Budget Plan Has Familiar Ring

February 7, 2012

Wall Street Journal

By LAURA MECKLER

President Barack Obama will release his budget plan next week, calling for $3 trillion in deficit reductions over 10 years, including $1.5 trillion in tax increases to fall mostly on the wealthiest Americans.

If that sounds familiar, it's because the president essentially laid out his budget plan in September, following a failed bipartisan deficit-reduction deal. Mr. Obama's plan for fiscal year 2013, which starts Oct. 1, will mirror the September proposal, senior administration officials said. In presenting his plan, Mr.

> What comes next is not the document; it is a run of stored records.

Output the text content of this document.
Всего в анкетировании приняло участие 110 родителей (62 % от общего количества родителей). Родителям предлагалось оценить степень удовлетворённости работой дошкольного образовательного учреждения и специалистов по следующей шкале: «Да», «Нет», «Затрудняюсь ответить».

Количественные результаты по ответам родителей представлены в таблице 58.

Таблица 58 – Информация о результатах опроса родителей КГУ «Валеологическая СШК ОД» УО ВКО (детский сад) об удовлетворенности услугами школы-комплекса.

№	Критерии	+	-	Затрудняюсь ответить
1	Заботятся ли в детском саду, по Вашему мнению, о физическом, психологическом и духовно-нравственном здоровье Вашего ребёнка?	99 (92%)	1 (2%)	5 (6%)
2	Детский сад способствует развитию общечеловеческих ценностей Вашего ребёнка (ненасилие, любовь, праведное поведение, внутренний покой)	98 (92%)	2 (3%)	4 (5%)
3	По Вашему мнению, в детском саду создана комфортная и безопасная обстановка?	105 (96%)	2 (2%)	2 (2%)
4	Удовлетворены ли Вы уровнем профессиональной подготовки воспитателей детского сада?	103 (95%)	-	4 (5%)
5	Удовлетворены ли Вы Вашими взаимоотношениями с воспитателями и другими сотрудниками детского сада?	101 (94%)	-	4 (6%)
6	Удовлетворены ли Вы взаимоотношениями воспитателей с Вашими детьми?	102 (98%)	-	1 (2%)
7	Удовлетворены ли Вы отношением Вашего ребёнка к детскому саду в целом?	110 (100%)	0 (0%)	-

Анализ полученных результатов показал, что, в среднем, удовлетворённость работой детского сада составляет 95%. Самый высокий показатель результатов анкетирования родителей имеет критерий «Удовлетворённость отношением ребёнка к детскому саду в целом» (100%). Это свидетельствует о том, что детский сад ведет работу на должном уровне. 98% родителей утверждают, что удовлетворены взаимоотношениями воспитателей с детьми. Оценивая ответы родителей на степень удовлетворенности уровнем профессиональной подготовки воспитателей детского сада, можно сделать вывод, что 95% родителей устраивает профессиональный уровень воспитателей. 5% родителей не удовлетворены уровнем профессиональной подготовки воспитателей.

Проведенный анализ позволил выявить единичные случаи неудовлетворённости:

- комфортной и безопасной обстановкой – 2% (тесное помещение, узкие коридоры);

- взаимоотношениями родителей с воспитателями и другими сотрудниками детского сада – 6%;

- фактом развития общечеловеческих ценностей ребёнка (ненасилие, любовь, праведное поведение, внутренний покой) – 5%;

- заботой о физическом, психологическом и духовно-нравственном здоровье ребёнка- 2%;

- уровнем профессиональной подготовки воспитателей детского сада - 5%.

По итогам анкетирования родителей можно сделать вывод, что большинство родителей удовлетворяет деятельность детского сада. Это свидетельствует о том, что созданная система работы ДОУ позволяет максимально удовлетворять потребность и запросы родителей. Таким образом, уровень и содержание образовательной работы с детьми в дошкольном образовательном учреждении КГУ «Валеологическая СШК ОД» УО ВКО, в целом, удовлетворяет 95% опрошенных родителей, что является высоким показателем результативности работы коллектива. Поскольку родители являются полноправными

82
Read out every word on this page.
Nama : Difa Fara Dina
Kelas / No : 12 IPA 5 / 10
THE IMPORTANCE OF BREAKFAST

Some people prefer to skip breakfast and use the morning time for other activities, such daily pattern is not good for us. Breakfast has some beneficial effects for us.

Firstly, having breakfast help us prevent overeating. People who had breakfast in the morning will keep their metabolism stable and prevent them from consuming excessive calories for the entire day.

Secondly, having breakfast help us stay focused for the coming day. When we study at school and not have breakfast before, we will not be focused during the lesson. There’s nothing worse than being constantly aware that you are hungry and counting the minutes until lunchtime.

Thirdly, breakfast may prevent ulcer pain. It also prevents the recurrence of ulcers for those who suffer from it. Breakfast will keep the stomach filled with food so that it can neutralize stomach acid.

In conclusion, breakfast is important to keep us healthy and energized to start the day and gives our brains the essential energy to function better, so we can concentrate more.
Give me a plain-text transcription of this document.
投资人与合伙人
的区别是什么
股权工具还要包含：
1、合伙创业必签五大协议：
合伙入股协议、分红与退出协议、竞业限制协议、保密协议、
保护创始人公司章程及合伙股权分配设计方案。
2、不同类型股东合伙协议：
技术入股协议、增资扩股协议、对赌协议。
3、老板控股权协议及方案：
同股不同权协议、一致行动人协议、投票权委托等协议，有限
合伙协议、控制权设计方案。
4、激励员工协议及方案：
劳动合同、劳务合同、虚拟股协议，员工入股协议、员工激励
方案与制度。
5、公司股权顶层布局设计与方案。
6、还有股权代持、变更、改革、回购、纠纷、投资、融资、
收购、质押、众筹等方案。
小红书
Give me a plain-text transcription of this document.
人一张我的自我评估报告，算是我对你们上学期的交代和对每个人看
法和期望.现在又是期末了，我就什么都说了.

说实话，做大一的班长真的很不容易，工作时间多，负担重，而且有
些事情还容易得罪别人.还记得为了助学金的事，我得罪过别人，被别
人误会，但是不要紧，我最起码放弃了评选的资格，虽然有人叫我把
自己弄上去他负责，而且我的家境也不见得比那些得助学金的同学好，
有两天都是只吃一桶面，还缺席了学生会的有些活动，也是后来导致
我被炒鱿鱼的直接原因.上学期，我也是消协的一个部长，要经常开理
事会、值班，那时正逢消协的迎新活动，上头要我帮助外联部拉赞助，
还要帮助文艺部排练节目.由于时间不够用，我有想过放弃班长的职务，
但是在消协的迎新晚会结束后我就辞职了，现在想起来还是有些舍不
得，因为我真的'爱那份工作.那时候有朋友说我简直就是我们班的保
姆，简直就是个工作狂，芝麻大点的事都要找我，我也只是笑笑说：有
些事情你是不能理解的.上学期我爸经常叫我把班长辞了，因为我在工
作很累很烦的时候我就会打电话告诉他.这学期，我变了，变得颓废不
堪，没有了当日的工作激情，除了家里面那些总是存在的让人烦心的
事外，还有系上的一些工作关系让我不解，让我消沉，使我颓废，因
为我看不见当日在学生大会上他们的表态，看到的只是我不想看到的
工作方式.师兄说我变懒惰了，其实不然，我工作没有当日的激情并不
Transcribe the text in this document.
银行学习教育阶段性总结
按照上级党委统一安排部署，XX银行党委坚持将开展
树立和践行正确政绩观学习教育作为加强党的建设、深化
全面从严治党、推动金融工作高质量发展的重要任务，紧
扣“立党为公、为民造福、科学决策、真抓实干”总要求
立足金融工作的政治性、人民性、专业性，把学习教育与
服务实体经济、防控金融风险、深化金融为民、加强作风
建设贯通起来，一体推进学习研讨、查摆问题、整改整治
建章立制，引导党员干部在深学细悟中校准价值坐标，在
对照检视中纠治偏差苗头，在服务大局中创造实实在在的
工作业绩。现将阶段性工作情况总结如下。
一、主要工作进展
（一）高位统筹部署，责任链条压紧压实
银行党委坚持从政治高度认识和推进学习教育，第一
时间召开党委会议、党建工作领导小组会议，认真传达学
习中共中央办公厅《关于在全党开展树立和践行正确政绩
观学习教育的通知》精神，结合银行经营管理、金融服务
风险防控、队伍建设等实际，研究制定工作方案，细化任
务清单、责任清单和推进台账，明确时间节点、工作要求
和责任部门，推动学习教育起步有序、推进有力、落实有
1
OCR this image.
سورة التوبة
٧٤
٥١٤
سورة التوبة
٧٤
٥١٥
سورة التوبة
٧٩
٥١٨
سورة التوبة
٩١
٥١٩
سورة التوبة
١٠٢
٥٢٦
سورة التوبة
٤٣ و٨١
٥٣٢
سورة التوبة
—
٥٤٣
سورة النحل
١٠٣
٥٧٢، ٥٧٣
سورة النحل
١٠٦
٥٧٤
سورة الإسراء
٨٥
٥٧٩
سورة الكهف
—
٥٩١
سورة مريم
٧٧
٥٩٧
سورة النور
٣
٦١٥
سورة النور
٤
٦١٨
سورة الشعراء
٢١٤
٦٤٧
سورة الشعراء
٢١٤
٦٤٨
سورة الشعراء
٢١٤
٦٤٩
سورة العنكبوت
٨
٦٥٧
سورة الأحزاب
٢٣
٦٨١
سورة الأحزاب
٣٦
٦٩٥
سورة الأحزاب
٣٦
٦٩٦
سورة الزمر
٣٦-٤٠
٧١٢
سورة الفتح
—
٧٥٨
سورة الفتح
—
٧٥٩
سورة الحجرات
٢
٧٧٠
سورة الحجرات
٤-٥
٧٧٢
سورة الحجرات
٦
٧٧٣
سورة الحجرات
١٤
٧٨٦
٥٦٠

Obama will argue for new spending in targeted areas, tax cuts to spur manufacturing and new investments in education. He will build on his State of the Union message, saying his plan would foster an "America built to last," aides said.

None of Mr. Obama's major proposals are expected to become law before November's elections, given both partisan divides in Congress over priorities as well as election-year politics. Still, the budget proposal serves as a political document in which Mr. Obama will set out his vision for how he would manage government taxes and spending should he win a second term.

In the months after putting forth his September plan, Mr. Obama shifted his focus to stimulating the economy, rather than deficit reduction, and he continues to emphasize proposals such as a payroll-tax cut that is set to expire at the end of the month and that he wants renewed.

On taxes, about half the $1.5 trillion in revenue comes from ending Bush-era tax cuts for families earning more than $250,000 a year. Much of the rest comes from additional tax increases on families earning over $1 million a year, by taking away popular deductions and mandating a minimum 30% effective tax rate. Mr. Obama would end certain tax breaks for corporations, including breaks for oil and gas companies, as well as benefits for those who use corporate jets.

Mr. Obama's tax proposals for upper-income Americans set the stage for a debate with the Republican presidential nominee. All contenders for the GOP nomination have opposed additional tax revenue, saying it would hurt the fragile economy.

The president will propose cutting spending on Medicare, the federal health program for the elderly, and Medicaid, the joint federal-state program for the poor and disabled. However, he isn't proposing the structural changes that experts say are needed to control spending in these programs over the long term. For instance, Mr. Obama won't suggest raising the Medicare eligibility age, as he was willing to do over the summer during bipartisan budget negotiations that failed to produce a deal. He also doesn't plan to propose changes to Social Security.

Instead, he again will put forward proposals to reduce spending by roughly $248 billion on Medicare and roughly $72 billion on Medicaid. The proposals include higher premiums and deductibles for many beneficiaries and lower payments to drug companies, hospitals and nursing homes.

There's little mystery in the total spending that Mr. Obama will propose for discretionary programs—which are funded annually by Congress—ranging from small grant programs to large weapons systems. The White House and Congress agreed over the summer to caps on discretionary spending—reducing the deficit by about $1 trillion over a decade—and his budget will reflect those limits, officials said.

That means he will propose $686 billion for security spending in fiscal year 2013, a small increase from $684 billion in this fiscal year. And he will propose a total of $362 billion for nonsecurity spending, up from $360 billion this year.